Fin avril 2006, la Chambre des Représentants de la République de Bosnie-Herzégovine a fait échouer le projet de modification de la Constitution. Deux voix seulement ont manqué lors du vote : 26 députés ont voté en faveur du texte et 16 contre. Les amendements proposés étaient le fruit d'un accord entre le Parti d'action démocratique, la Communauté démocratique croate, le Parti social-démocrate, le Parti des sociaux-démocrates indépendants et le Parti du progrès démocratique. Pour renforcer l'exécutif bosniaque, ils prévoyaient, entre autres, la fin de la Présidence collégiale et son remplacement par un Président assisté de deux députés présidents - le Premier ministre et le président du Parlement - qui auraient occupé le poste en alternance. Ce rejet des amendements est une victoire pour le Parti pour la Bosnie-Herzégovine dont le leader, Haris Silajdzic, avait critiqué la modification constitutionnelle prévue au prétexte qu'elle ne modifiait pas réellement la structure de la Bosnie-Herzégovine. Il a mené campagne contre la réforme de la Loi fondamentale en se prononçant pour une Bosnie sans entités (« Bez entita » était il y a encore quelques années le slogan de son Parti). De nombreux observateurs l'ont accusé d'avoir défendu le rejet des amendements à des fins électoralistes. L'ancien ministre de l'Intérieur de la Fédération de Bosnie-Herzégovine, Mehmed Zilic, a enfreint les consignes de vote de son parti et s'est également prononcé contre la modification de la Constitution. Il a justifié son vote en expliquant qu'il était nécessaire, avant de modifier la Loi fondamentale, d'abolir les symboles de la République serbe et d'attendre l'issue du procès instruit par la Cour Internationale de Justice. Le Parti radical serbe-Vojislav Seselj (SRS-VS), la Communauté Démocratique Croate-1990 et les deux députés indépendants ont également voté contre les amendements.

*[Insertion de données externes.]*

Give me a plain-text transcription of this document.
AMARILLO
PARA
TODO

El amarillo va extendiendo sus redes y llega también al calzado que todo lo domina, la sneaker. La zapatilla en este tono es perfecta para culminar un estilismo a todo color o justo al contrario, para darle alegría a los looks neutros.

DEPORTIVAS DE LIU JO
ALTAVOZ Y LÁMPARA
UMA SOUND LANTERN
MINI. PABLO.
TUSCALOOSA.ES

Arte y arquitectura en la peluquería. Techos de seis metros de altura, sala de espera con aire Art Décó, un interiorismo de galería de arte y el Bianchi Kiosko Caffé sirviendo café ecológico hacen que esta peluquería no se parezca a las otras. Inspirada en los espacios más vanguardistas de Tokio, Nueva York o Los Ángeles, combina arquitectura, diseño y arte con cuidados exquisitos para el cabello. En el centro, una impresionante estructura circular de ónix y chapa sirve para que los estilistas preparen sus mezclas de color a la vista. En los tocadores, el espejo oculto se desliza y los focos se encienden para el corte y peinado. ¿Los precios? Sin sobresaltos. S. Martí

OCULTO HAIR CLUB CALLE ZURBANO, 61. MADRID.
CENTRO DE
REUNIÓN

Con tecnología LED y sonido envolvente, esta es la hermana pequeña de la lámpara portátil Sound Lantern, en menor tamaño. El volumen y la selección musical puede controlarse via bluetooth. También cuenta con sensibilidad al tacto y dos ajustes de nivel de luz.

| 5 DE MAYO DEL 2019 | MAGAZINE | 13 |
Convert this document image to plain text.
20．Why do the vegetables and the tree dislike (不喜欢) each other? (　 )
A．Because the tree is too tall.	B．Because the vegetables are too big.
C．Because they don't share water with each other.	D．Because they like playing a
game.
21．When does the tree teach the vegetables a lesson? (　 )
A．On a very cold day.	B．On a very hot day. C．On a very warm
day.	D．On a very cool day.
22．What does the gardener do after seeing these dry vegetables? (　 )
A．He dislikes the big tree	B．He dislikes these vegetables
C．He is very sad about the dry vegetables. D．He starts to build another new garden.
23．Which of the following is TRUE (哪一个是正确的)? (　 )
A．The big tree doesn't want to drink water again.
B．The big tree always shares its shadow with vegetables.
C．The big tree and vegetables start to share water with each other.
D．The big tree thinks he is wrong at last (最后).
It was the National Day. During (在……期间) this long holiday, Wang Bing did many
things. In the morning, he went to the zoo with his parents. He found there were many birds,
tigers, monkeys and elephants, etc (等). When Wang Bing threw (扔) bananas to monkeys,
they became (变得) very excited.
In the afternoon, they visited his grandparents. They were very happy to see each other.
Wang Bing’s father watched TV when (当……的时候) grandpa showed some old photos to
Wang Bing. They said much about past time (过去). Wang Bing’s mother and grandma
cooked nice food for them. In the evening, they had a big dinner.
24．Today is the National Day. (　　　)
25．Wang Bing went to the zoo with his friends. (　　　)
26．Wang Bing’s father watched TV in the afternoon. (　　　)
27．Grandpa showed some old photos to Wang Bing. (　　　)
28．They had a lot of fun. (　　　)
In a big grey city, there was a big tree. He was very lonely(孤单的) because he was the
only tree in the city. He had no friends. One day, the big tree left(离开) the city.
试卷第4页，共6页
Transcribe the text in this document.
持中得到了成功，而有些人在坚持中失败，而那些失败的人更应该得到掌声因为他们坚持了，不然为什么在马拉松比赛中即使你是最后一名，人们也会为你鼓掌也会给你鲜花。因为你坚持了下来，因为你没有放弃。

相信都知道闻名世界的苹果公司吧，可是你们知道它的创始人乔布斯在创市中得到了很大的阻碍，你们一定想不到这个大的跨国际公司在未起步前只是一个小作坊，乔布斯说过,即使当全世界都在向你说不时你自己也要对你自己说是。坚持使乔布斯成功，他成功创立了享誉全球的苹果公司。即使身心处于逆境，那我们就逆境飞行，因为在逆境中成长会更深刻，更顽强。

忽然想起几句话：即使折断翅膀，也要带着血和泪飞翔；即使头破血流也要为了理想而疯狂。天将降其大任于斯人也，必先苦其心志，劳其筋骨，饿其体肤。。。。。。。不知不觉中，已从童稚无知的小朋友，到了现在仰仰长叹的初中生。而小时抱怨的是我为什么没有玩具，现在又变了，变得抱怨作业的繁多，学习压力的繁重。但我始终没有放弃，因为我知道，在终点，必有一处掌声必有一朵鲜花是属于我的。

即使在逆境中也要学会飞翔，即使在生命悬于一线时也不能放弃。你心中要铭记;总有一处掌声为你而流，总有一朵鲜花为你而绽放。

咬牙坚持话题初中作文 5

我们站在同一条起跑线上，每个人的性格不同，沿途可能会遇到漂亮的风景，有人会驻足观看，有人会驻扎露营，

Selon une enquête d'opinion réalisée par l'institut IRI, la majorité des Bosniaques étaient favorables à une modification de la Constitution : 53,5 % contre 26 % et 19,4% ne se prononçant pas. Les habitants de la Fédération de Bosnie-Herzégovine étaient les plus nombreux à se prononcer en faveur de la modification de la Loi fondamentale (57,5 % contre 48,5 % parmi les habitants de la République serbe). La communauté musulmane y était la plus favorable (60,6 % contre 50,3 % parmi les Croates et 44,9 % parmi les Serbes).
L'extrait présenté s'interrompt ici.